Cherchant à comprendre ce qui, dans le discours, donne naissance à de tels paradoxes, cet ouvrage – souvent considéré comme un appendice aux Topiques – est en réalité conduit à des distinctions ontologiques fondamentales, et met ainsi au jour le lien qui unit l’analyse des sophismes et l’édification globale de la métaphysique comme science de l’étant.
ARISTOTE : Parva Naturalia suivi du Traité Pseudo-Aristotélicien De Spiritu
Cet ensemble de traités est traditionnellement regroupés sous le nom de Parva Naturalia, affirmant l’indissociabilité de l’âme et du corps contre le dualisme platonicien, autrement dit, substituant une conception de l’âme comme acte d’une substance que le corps est en puissance à la conception de l’âme comme substance.

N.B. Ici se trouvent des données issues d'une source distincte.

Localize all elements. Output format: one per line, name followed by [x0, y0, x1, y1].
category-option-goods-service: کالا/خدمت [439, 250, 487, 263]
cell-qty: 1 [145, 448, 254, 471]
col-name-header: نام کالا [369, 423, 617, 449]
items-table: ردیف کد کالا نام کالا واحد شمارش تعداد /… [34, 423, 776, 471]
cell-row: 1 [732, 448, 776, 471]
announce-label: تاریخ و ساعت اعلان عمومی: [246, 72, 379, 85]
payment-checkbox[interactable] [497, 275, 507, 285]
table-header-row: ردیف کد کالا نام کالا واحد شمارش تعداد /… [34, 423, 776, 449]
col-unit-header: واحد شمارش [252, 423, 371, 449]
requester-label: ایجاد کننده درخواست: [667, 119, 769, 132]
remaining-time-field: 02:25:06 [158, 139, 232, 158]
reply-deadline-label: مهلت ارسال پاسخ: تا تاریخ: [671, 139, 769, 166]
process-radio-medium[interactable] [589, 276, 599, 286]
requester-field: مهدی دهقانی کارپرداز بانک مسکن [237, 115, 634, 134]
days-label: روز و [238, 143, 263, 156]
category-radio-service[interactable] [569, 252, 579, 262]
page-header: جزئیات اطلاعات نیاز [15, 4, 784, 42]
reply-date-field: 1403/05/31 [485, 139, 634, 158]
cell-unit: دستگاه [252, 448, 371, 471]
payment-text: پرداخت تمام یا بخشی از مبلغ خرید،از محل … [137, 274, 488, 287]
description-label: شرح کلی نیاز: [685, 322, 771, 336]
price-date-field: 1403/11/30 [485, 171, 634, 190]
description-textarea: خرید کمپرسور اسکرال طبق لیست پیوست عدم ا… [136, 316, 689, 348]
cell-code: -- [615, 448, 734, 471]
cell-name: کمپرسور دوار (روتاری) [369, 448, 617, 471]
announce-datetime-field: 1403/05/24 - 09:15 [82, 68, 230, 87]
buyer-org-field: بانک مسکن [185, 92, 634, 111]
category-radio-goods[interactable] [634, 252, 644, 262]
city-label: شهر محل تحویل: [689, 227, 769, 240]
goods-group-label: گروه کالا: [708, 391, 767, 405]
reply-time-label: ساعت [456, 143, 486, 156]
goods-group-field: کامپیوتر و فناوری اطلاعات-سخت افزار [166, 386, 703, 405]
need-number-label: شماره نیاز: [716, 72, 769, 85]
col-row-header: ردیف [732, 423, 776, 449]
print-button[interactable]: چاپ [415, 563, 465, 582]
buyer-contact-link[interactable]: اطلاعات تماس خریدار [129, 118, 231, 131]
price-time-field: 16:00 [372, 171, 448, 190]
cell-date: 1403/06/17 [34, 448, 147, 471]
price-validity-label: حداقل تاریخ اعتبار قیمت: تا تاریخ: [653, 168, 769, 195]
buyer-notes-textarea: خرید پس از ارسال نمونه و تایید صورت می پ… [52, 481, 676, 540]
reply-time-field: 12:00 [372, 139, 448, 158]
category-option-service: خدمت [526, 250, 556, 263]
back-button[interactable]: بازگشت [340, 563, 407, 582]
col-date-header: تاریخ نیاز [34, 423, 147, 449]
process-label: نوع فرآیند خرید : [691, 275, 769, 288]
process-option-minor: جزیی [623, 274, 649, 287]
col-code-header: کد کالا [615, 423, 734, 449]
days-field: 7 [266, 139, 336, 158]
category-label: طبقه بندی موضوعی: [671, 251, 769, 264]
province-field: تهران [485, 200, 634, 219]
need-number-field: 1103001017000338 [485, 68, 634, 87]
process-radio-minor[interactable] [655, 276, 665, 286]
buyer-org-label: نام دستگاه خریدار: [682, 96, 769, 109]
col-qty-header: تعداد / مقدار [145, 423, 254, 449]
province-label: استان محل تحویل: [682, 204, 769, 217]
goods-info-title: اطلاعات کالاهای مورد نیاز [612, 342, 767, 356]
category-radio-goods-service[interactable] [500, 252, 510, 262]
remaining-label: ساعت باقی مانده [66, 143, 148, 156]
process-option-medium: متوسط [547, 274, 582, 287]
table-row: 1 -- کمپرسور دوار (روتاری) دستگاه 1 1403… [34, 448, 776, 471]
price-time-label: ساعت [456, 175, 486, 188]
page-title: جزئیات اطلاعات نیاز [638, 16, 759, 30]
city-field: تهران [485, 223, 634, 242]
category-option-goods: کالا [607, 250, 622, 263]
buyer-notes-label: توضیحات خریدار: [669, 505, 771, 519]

Le De sensu étudie les affections communes à l’âme et au corps. Le De memoria montre la pensée soumise à la connaissance sensible. Le De sommo et vigilia met en lumière l’unité des manifestations psycho-somatiques… Il s’agit à chaque fois d’affirmer la même unité de l’âme et du corps.

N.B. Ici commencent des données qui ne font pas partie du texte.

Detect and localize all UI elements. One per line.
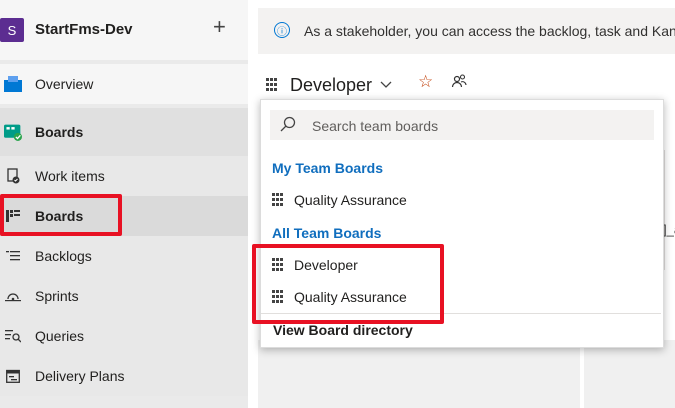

Cette thèse aristotélicienne est sans doute l’une des plus vivantes car, dès que les nécessités physico-chimiques, ou le hasard, ne suffisent plus à expliquer le vivant, on est renvoyé à un principe intelligent et immanent : à l’âme comme acte du corps.
ARISTOTE : Sur la Nature. Physique II
C’est dans le livre II de la Physique que se détermine ce qu’est la « nature ». Aristote y articule cette notion à la fois dans son émergence et dans le sillage de ce qu’il a établi dans le livre I, c’est-à-dire dans l’éclairage de la thèse selon laquelle les principes du devenir sont, selon les cas, deux ou trois : la spécificité, la matière et la privation. Le rapport entre « devenir » et « nature » n’en demeure pas moins ambigu, même s’il est vrai que le devenir a plus d’extension. Cette ambiguïté est due au fait que le terme « nature » déborde le domaine des choses inanimées et concerne aussi ce qui est animé. C’est pourquoi, dans la « physique » aristotélicienne, on doit inclure l’étude du vivant (la biologie) et même l’âme (psychologie).
ARISTOTE : Traité du Ciel suivi du Traité Pseudo-Aristotélicien Du Monde
Le de Coelo vient immédiatement après la Physique. Son objet est l’étude du mouvement de translation (mouvement local) dans son application aux êtres formant la totalité de l’Univers. La méthode est, en principe, déductive, et le raisonnement y tient une place prépondérante, sans qu’Aristote dédaigne pour autant le secours de l’expérience.
Nous avons fait suivre le de Coelo de la traduction du traité pseudo-aristotélicien du Monde, qui est une sorte de résumé populaire des doctrines contenues dans le de Coelo et les Météorologiques. L’ouvrage se rattacherait au cercle du Moyen Stoïcisme, et à l’activité de Posidonius dont deux ouvrages perdus auraient servi de base à la rédaction. Ce qui est indéniable, c’est l’allure franchement panthéiste du traité et sa parentée avec les thèses de la théologie stoïcienne, laquelle n’est pas sans altérer profondément la conception aristotélicienne du cosmos que l’auteur entend reproduire. Mais à la lecture de ce traité, nous pouvons nous rendre compte la façon dont un Grec du premier siècle se représentait l’Univers.